Either the pre-credits scene was filmed by the Manos second unit or this is gonna be a baaaad movie. Chris has been hit in the face by a molten meteorite and isn’t feeling too well… meanwhile, Dr. Q is mad that the money men won’t fund his moon base, so he goes driving and just finds a moon base out in the desert (this influenced everything from Contact to Moonbase 8). After watching this guy grouse through the first Quatermass movie, I’m perversely following his adventures in order to get to the higher-rated third one. Val Guest, who is still not Val Lewton, somehow made four other films in the under-two years between Quatermasses, including They Can’t Hang Me (which is not The Man They Could Not Hang).

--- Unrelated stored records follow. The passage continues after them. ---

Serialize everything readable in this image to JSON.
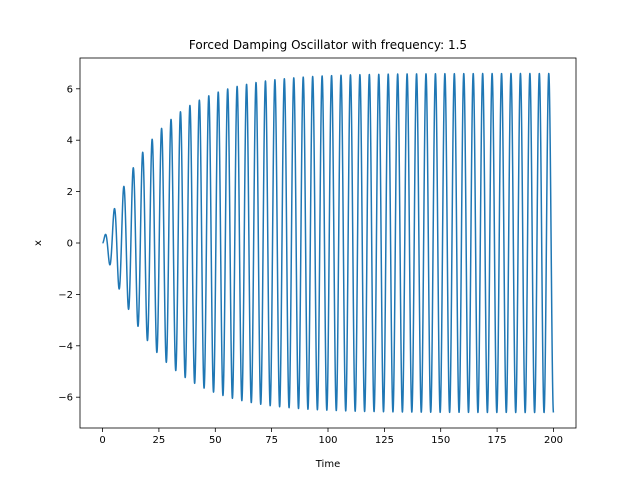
{
  "chart_data": {
    "type": "line",
    "title": "Forced Damping Oscillator with frequency: 1.5",
    "xlabel": "Time",
    "ylabel": "x",
    "xlim": [
      -10,
      210
    ],
    "ylim": [
      -7.2,
      7.2
    ],
    "xticks": [
      "0",
      "25",
      "50",
      "75",
      "100",
      "125",
      "150",
      "175",
      "200"
    ],
    "yticks": [
      "−6",
      "−4",
      "−2",
      "0",
      "2",
      "4",
      "6"
    ],
    "grid": false,
    "legend": "none",
    "series": [
      {
        "color": "#1f77b4",
        "model": {
          "frequency": 1.5,
          "steady_amplitude": 6.6,
          "decay_rate": 0.043,
          "t_start": 0,
          "t_end": 200,
          "x_start": 0
        }
      }
    ]
  }
}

Sub-assistant Marsh (Stepford Wives director Bryan Forbes) gets face-impregnated by a meteor-egg, and everyone scoops up the deadly meteorites with their bare hands to investigate. Inspector John Longden (an early Hitchcock regular) pawns them off on a senator, then they bounce to a reporter (Sid James of The Lavender Hill Mob) – most of the movie is watching an impassioned person trying to convince a skeptical Brit about a crazy alien conspiracy. Finally they start blowing up domes and a giant blobby beast (it means to win Wimbledon) lumbers after them, until they blow it up, too.

Cool enough sci-fi/horror, but I can’t wait to watch the sequels to figure out how/why they built a franchise around the title scientist, a grumpy, arrogant guy who is poor at damage control. He sent three astronauts into space with nobody’s approval because he doesn’t enjoy paperwork or oversight. Two come back liquified, and the third is mute and insane, with mighty morphing abilities.

Nice landing:

Dr. Quatermass (QUAY-tur-mass: Brian Donlevy, Preston Sturges’s McGinty, also in Curse of the Fly) is soon joined by another terrible character, Police Inspector Lomax (Jack Warner of The Ladykillers) investigating the disturbance and deaths, who describes himself as a “plain simple bible man” with “a routine mind,” not a phrase that goes well with the melting spaceman mystery. Meanwhile things get weirder with the surviving astronaut Carroon (Richard Wordsworth, great-great-grandson of the poet), who’s admitted to the hospital where he smashes a cactus and his hand absorbs it, becoming a giant cactus hand, with which he kills and liquifies hospital people. Carroon’s wife Judith (Margia Dean, small roles in the first couple Sam Fuller movies) decides to free her husband from the hospital with help from a doomed private investigator, setting Cactus-Carroon loose on the city.

Carroon smash cactus with man-arm:

Carroon smash chemist with cactus-arm:

Finally the team follows the trail of smashed and dessicated bodies, none of which are blamed on Quatermass for conducting his space experiments irresponsibly, and discovers that Carroon has transmogrified into a giant octopus, which is something they know how to set on fire, thus ending the madness. It’s explained that an intelligent energy-based life form invaded them in space, a possible influence on Interstellar.

Helpless burning octo-carroon caught on TV camera:

Based on a TV miniseries from a couple years prior. Val Guest made over 20 movies in the 1950’s, and is not Val Lewton, producer of The Seventh Victim and I Walked With a Zombie, though I get them confused. Produced by Hammer Films a couple years before Curse of Frankenstein kicked off their monster-movie era.